In the Science Commons meeting Creating a Vision for Making Scientific Data Accessible Across Disciplines (see earlier post) Andrew Lawrence (Royal Observatory Edinburgh) illustrated the wide range of “ownership” of data even in a single discipline – physics – I hope my notes do it justice.
Distinguish “ownership” from re-use. I can continue to own data while allowing others to use it. Legal constraints (formal) vs. community practices (informal). Data (private until publication) vs. knowledge (public, universal). Technology and policy must address all of these.
He showed a knowledge chain:
- raw data (directly from instrument)
- calibrated data (skymaps, catalogues)
- physical properties (particular knowledge)
- understanding (properties in general)
Generally the data in 1/2 “belong” to the experimental team and are separated from 3/4 by the “public ownership line”
In physics he described three communities:
- Condensed matter (solids, liquids, surfaces, etc.) generally done in small labs and small teams, sometimes needing experiements on a facility such as a reactor or synchrotron.

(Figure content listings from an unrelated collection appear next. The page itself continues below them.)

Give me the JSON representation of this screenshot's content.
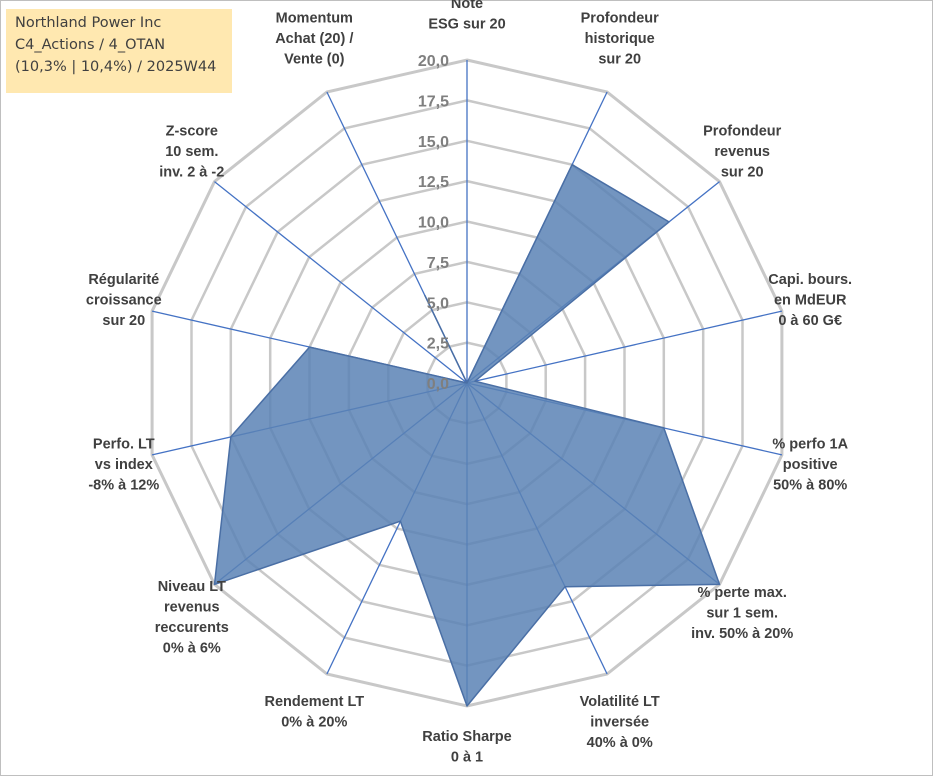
{
  "info_box": {
    "line1": "Northland Power Inc",
    "line2": "C4_Actions / 4_OTAN",
    "line3": "(10,3% | 10,4%) / 2025W44"
  },
  "colors": {
    "grid": "#c8c8c8",
    "spoke": "#4472c4",
    "fill": "#5a82b5",
    "fill_stroke": "#4a6fa5",
    "box": "#ffe8b0"
  },
  "chart_data": {
    "type": "radar",
    "title": "",
    "r_min": 0,
    "r_max": 20,
    "ticks": [
      "0,0",
      "2,5",
      "5,0",
      "7,5",
      "10,0",
      "12,5",
      "15,0",
      "17,5",
      "20,0"
    ],
    "axes": [
      {
        "label": [
          "Note",
          "ESG sur 20"
        ],
        "value": 0
      },
      {
        "label": [
          "Profondeur",
          "historique",
          "sur 20"
        ],
        "value": 15
      },
      {
        "label": [
          "Profondeur",
          "revenus",
          "sur 20"
        ],
        "value": 16
      },
      {
        "label": [
          "Capi. bours.",
          "en MdEUR",
          "0 à 60 G€"
        ],
        "value": 0.5
      },
      {
        "label": [
          "% perfo 1A",
          "positive",
          "50% à 80%"
        ],
        "value": 12.5
      },
      {
        "label": [
          "% perte max.",
          "sur 1 sem.",
          "inv. 50% à 20%"
        ],
        "value": 20
      },
      {
        "label": [
          "Volatilité LT",
          "inversée",
          "40% à 0%"
        ],
        "value": 14
      },
      {
        "label": [
          "Ratio Sharpe",
          "0 à 1"
        ],
        "value": 20
      },
      {
        "label": [
          "Rendement LT",
          "0% à 20%"
        ],
        "value": 9.5
      },
      {
        "label": [
          "Niveau LT",
          "revenus",
          "reccurents",
          "0% à 6%"
        ],
        "value": 20
      },
      {
        "label": [
          "Perfo. LT",
          "vs index",
          "-8% à 12%"
        ],
        "value": 15
      },
      {
        "label": [
          "Régularité",
          "croissance",
          "sur 20"
        ],
        "value": 10
      },
      {
        "label": [
          "Z-score",
          "10 sem.",
          "inv. 2 à -2"
        ],
        "value": 0
      },
      {
        "label": [
          "Momentum",
          "Achat (20) /",
          "Vente (0)"
        ],
        "value": 6
      }
    ]
  }
}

Data are very sensitive until publication after which they are thrown away. However there is political pressure (especially from the funders and facilities) to re-use the data.
- Particle Physics. The epitome of big science, big facilities (CERN, etc.) big teams often with “Stalinist” control. Data belongs to the project with elebaorate rules for access and re-use. Good data infrastructure (these people gave us the Grid). The assert that data re-use is pointless (who else could re-use it?) but offer the infrastructure for re-use
- Astrophysics. (small) Big facilities (telescopes) but small teams – might get a few nights use at a time. Analyze, publish, throw away. BUT the facilities archive all the data – they are private for a year and then anyone can access them. There are standards for archival, formats, access, analysis. The “Virtual Observatory” provides data that are “science ready” – i.e. a potential user should be able to understand the provenance and know how to use them. (big) Systematic surveys (e.g. Hubble telescope) which produce “science-ready” archives. Everything is public from the start. “The archive becomes the sky”
The Virtual Observatory has a small set of professional service centres and a large set of end-users. Andrew finished by making a case for global standards, well-funded data centres, infrastructure in software, and data servers.
So where are other subjects in this? I traditionally look to biosciences with envy for their open data and requirements to publish. But even here we are under threat. Tim Hubbard quoted Graham Cameron as saying that IPR restritions would have made it impossible to build the European Bioinformatics Institute today. And universities continue to urge IPR protection which is rapidly creating the anticommons. In crystallography there is an enviable requirement to publish data alongside full-text articles. Some publishers (rightly) regard this as copyright-free while others (to be named-and-shamed later) carry out creative works by adding their copyright to experimental data.
And chemistry… … mainly publish and throw away… …most data is lost. Our SPECTRa project is looking at why this is so – so far our findings show it is social factors (“ownership”) that are the main factor. And re-use? We publish hamburgers so there aren’t many cows.